Hillary Clinton continues to take jabs at pro-life leaders who are trying to enact common-sense, publicly supported policies to protect life.
Recently, a Clinton spokeswoman attacked three Arizona state senators who plan to introduce a bill to de-fund Planned Parenthood, which is under investigation for selling aborted babies’ body parts. Clinton’s campaign brought out the worn-out “war on women” rhetoric to attack the pro-life senators.
“We’re not going to let them get away with it,” Clinton’s director of women’s outreach Mini Timmaraju told the Phoenix New Times on behalf of the presidential candidate.
“We’ve seen Arizona Republicans time and time again put politics first and jeopardize the health of women,” Timmaraju said. “When they attack women’s health, they attack America’s health… Hillary’s going to continue to stand with 2.7 million women and men who rely on Planned Parenthood.”
Clinton adamantly has been defending the abortion giant in the wake of the undercover scandal. Calling Planned Parenthood a “women’s health provider” and only briefly mentioning abortion, which is key to Planned Parenthood’s business model, Clinton insists that the government should continue to fund the group.

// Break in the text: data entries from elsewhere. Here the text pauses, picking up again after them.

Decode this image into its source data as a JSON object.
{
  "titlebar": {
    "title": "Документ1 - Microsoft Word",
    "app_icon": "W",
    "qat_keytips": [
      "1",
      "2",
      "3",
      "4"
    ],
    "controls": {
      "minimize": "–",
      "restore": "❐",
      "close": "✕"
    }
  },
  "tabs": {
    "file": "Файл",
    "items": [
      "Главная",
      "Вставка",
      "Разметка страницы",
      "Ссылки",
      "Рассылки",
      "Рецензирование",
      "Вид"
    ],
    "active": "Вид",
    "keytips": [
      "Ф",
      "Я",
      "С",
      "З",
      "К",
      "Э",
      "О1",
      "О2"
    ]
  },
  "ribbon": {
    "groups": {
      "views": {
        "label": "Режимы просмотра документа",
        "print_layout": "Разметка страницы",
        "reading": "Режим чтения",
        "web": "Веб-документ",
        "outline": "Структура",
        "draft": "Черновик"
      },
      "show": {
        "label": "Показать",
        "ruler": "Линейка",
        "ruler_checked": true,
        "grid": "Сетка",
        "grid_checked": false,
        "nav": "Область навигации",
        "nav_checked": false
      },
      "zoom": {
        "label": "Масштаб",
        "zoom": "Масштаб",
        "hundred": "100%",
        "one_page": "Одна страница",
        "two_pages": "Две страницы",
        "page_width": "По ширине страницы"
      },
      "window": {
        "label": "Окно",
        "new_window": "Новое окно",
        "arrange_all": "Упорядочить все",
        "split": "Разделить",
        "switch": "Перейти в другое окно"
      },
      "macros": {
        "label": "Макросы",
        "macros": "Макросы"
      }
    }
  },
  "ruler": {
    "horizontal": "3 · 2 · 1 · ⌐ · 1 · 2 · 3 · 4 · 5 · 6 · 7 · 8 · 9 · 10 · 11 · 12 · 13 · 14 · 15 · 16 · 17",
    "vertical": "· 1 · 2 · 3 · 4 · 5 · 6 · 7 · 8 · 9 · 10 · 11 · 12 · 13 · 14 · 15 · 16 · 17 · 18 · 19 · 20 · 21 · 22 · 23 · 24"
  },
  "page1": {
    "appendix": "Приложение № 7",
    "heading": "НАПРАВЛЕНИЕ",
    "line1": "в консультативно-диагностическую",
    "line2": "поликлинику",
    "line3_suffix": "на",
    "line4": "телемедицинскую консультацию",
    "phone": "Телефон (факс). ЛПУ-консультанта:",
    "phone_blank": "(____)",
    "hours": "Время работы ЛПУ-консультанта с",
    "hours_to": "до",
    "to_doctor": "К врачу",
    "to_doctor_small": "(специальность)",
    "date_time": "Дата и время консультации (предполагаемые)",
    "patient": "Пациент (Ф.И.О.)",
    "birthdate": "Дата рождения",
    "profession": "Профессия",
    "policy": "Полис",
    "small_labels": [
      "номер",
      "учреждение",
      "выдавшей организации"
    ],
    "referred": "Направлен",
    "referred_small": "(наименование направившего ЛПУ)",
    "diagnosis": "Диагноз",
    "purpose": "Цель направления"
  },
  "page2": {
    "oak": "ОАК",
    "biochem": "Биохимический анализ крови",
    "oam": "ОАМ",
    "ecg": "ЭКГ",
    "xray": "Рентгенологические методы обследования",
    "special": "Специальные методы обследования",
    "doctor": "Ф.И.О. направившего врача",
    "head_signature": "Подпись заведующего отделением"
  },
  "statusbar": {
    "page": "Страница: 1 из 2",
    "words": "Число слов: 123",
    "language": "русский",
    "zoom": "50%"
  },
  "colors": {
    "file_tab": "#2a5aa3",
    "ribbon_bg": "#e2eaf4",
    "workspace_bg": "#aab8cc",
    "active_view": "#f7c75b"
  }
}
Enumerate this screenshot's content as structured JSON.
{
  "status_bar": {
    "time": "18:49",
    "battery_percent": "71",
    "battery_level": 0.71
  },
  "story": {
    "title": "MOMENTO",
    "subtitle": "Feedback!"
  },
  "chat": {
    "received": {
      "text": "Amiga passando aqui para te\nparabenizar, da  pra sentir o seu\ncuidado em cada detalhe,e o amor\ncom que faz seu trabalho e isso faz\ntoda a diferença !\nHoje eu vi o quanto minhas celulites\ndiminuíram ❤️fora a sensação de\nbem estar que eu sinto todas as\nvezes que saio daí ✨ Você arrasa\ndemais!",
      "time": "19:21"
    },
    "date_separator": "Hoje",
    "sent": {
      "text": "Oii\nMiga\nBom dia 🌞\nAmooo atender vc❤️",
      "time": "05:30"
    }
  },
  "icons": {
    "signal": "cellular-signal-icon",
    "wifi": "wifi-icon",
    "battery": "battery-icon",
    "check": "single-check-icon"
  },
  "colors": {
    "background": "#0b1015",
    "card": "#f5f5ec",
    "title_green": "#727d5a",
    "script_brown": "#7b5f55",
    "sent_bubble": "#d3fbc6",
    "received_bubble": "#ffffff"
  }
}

“Hillary Clinton believes that no politician should interfere with a woman’s personal medical decisions, and she’ll stand up against Republican attempts like these to restrict women’s access to critical health care services,” Timmaraju continued in a public statement.
Clinton, the Democratic front-runner in the presidential race, supports unlimited abortions up to birth – a radical stance that most Americans oppose.
In a Sept. 20 interview with CBS’ Face the Nation moderator John Dickerson, Hillary Clinton revealed that she wouldn’t support a federal limit on abortion “at any state of pregnancy” in the name of a “woman’s right to choose.” While the 2016 presidential candidate once called the content of the recent videos exposing Planned Parenthood “disturbing,” she dismissed them as “misleadingly edited” to Dickerson.
According to Clinton, women should have the say in any circumstance.
“[T]his gets back to whether you respect a woman’s right to choose or not,” she said. “And I think that’s what this whole argument once again is about.”